Superiority is one of civilization’s oldest illnesses—the belief that “we” are more deserving, more civilized, more moral, or more important than “they” are. It may be national, racial, religious, or cultural in form, but its logic remains the same: my group matters more, and therefore your dignity matters less.

Once this mindset takes hold, hatred becomes easier to justify.

Domination is called “security.”
Prejudice is called “tradition.”
Aggression is called “honour.”
Arrogance is called “confidence.”

Modern hatred often does not appear in crude or obvious forms. Sometimes it dresses in formal language, sits in parliament, delivers polished speeches, and hides behind words like strategy, civilization, interest, and order. Yet beneath that language remains the same instinct—not merely to exist, but to stand above others.

For this reason, today’s global crisis is not only political or economic. It is moral and educational.

We have taught people how to compete globally, but not sufficiently how to care globally. We reward achievement more consistently than empathy. We strengthen national identity, yet neglect human solidarity. Too often, students are taught loyalty to a flag before responsibility to humanity.

This does not mean patriotism should be abandoned. A person can love their country deeply while respecting the rest of the world. Genuine loyalty is not blind obedience; it is the commitment to help one’s nation become more just, more humane, and more honorable. True love of country is not expressed by hatred of another nation, but by ensuring one’s own nation does not lose its moral compass.

The future of peace requires a new balance in education—one that preserves knowledge while cultivating wisdom; that maintains identity while nurturing humanity; that encourages excellence while removing arrogance. Students must learn mathematics, science, economics, and technology. But they must also learn emotional intelligence, ethical reasoning, dialogue, empathy, and the discipline of seeing themselves in others.

A child should leave school not only knowing how to succeed, but knowing how not to dehumanize.

The world does not suffer from a lack of information. It suffers from a lack of inner refinement. Power has outpaced compassion. Many people have been trained to prove themselves, but not enough have been taught to restrain themselves.

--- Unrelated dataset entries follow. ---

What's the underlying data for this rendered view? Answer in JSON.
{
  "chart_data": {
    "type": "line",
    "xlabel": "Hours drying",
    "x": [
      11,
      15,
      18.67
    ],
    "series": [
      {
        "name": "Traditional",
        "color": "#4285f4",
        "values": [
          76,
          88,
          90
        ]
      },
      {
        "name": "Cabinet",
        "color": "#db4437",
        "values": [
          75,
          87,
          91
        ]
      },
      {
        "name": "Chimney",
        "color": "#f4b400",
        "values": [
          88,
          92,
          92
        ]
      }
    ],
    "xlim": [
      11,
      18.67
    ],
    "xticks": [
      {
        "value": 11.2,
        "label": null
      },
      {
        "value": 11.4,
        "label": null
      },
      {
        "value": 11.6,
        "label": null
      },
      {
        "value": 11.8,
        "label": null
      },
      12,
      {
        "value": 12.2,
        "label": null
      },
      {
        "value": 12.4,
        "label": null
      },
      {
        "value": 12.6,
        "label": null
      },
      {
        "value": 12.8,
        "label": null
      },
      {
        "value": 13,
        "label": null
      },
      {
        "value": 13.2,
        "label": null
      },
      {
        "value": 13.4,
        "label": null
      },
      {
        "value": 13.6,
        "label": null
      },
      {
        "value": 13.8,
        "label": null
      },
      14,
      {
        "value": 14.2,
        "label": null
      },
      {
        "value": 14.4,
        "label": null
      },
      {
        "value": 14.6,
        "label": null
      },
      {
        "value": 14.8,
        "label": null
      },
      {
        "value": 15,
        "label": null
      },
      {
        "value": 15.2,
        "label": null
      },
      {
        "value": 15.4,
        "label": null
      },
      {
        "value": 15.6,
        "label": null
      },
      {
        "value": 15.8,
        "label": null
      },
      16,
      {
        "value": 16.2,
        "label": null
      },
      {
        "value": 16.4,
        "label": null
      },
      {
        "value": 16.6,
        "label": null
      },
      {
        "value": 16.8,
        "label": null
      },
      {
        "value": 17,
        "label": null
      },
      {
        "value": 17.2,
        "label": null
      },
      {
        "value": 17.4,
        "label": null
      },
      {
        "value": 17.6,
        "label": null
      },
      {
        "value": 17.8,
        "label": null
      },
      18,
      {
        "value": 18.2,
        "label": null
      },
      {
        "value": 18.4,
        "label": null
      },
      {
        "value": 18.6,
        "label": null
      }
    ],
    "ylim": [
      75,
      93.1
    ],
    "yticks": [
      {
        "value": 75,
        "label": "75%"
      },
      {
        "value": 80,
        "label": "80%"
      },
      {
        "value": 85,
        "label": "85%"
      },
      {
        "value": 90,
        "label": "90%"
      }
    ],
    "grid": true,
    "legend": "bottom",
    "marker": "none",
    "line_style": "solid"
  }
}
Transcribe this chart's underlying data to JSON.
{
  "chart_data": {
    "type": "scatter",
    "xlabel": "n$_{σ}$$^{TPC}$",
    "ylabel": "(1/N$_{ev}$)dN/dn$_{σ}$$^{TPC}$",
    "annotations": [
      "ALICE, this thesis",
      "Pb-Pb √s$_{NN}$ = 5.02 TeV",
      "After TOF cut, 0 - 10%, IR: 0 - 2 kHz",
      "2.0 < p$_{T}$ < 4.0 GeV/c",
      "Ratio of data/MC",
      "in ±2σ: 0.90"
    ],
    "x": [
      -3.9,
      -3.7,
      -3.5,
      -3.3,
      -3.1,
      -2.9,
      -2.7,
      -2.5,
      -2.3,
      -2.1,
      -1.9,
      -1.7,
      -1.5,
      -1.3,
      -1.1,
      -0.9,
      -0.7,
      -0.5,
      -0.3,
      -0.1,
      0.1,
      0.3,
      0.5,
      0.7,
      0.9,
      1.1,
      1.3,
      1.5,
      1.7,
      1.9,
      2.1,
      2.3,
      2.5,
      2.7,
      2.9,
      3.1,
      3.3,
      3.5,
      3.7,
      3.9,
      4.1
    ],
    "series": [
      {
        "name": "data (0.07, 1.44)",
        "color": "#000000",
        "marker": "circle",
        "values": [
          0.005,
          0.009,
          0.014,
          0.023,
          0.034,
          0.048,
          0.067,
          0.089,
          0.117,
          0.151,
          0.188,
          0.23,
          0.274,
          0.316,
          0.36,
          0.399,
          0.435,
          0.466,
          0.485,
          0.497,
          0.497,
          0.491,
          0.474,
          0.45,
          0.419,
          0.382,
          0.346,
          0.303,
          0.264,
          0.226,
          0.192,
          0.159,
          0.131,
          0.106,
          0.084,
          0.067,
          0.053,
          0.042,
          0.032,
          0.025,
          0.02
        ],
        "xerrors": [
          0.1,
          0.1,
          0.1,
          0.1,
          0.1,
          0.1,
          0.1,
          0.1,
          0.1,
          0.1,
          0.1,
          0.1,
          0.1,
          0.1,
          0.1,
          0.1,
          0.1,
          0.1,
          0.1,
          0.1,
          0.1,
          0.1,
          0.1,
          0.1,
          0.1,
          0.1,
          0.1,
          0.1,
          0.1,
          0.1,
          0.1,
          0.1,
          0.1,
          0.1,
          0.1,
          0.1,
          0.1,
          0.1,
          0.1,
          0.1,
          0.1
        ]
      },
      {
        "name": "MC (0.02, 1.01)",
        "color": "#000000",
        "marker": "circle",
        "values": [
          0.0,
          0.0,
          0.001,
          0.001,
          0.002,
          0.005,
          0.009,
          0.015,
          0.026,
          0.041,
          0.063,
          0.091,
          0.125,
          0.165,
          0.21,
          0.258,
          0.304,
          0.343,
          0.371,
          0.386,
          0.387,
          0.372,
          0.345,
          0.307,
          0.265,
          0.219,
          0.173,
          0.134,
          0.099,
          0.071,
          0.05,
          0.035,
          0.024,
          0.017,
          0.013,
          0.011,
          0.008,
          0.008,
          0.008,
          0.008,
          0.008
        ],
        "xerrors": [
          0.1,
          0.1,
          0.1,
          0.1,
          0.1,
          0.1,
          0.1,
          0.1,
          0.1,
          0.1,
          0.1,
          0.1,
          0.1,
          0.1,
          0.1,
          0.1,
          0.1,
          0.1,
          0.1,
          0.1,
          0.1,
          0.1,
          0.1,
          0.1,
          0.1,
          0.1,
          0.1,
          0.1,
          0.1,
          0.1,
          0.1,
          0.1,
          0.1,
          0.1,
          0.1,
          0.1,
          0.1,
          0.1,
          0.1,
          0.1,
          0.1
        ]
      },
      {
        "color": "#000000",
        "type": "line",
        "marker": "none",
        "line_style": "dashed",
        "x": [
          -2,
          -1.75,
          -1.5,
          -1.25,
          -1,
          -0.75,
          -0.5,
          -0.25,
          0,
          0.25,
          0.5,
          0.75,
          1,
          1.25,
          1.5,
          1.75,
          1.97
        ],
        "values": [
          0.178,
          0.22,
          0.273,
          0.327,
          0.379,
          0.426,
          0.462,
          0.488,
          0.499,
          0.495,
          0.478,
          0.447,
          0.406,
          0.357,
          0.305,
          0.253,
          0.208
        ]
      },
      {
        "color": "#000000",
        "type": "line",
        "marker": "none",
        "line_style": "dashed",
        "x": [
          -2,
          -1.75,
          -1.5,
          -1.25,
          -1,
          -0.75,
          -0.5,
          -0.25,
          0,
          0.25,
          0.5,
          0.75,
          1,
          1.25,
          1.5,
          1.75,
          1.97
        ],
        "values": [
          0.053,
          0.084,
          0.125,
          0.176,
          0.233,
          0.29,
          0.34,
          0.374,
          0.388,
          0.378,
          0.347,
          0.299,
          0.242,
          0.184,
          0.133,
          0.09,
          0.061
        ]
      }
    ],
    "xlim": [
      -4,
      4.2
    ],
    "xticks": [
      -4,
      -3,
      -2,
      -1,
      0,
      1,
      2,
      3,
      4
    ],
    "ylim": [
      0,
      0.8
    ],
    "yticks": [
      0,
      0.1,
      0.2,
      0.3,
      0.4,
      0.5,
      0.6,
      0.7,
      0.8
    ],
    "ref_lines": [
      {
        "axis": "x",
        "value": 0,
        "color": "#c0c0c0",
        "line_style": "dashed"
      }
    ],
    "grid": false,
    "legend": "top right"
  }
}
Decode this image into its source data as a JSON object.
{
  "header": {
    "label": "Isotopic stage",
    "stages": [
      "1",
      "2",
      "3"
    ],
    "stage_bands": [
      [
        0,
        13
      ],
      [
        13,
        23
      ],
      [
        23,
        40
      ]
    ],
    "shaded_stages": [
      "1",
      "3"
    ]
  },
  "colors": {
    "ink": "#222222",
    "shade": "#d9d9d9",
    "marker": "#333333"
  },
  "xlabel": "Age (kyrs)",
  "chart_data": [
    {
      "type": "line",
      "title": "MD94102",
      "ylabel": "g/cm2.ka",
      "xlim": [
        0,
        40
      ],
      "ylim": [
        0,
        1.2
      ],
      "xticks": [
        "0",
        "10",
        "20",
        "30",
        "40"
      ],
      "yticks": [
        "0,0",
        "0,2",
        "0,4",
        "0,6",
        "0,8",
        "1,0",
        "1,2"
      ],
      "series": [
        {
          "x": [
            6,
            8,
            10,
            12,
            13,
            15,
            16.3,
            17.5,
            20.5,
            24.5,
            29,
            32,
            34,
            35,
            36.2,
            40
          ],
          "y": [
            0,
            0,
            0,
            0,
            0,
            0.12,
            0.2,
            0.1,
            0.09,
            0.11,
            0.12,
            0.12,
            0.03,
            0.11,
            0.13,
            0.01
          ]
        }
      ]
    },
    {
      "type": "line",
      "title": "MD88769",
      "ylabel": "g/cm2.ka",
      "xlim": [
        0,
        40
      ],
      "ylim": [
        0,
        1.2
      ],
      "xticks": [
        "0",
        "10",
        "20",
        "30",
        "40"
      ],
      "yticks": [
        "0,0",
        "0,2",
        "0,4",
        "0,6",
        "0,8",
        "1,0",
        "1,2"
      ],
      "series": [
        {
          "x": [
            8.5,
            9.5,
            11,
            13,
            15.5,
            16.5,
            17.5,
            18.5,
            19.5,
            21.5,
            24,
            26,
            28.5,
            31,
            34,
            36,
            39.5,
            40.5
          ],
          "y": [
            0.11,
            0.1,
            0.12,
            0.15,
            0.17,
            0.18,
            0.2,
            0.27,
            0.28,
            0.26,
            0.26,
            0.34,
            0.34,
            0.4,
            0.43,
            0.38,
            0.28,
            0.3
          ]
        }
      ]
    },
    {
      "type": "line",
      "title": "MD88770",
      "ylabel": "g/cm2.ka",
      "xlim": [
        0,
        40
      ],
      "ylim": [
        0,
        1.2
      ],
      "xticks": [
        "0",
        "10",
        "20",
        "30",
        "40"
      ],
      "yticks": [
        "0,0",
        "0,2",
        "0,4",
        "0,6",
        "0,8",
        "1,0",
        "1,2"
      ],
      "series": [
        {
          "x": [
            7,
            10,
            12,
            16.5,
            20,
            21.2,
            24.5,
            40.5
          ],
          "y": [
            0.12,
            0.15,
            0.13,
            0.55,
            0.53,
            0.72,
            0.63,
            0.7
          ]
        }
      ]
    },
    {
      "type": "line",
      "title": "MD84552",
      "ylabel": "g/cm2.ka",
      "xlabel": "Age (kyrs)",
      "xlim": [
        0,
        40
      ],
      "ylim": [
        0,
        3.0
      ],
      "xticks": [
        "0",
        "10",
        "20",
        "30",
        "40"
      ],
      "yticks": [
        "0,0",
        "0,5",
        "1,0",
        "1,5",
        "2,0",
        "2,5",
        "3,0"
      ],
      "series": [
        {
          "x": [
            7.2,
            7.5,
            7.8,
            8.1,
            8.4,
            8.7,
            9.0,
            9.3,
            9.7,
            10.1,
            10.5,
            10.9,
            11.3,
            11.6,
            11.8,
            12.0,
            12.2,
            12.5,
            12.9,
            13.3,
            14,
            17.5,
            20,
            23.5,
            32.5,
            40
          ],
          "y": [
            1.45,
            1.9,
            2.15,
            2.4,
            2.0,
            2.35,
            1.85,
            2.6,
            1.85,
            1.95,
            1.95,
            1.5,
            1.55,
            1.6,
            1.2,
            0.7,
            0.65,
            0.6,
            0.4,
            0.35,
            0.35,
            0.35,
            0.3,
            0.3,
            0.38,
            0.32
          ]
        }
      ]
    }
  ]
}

If education remains confined to technical success, the future may grow more dangerous—smarter machines, sharper propaganda, stronger weapons, and colder hearts. But if education takes character formation as seriously as intellectual training, humanity may yet step back from the edge.

The true measure of education is not whether it produces powerful individuals, but whether it produces individuals who know how to use power without hatred.

Until that transformation occurs, the world will continue to live in tragic contradiction: educated minds but uneducated egos; advanced nations but primitive hatreds; global connectivity but moral isolation.

The world does not fight because it has learned nothing. It fights because it has not yet learned the most essential lesson of all—that no sense of superiority can sustain a civilization that has forgotten how to see others as fully human.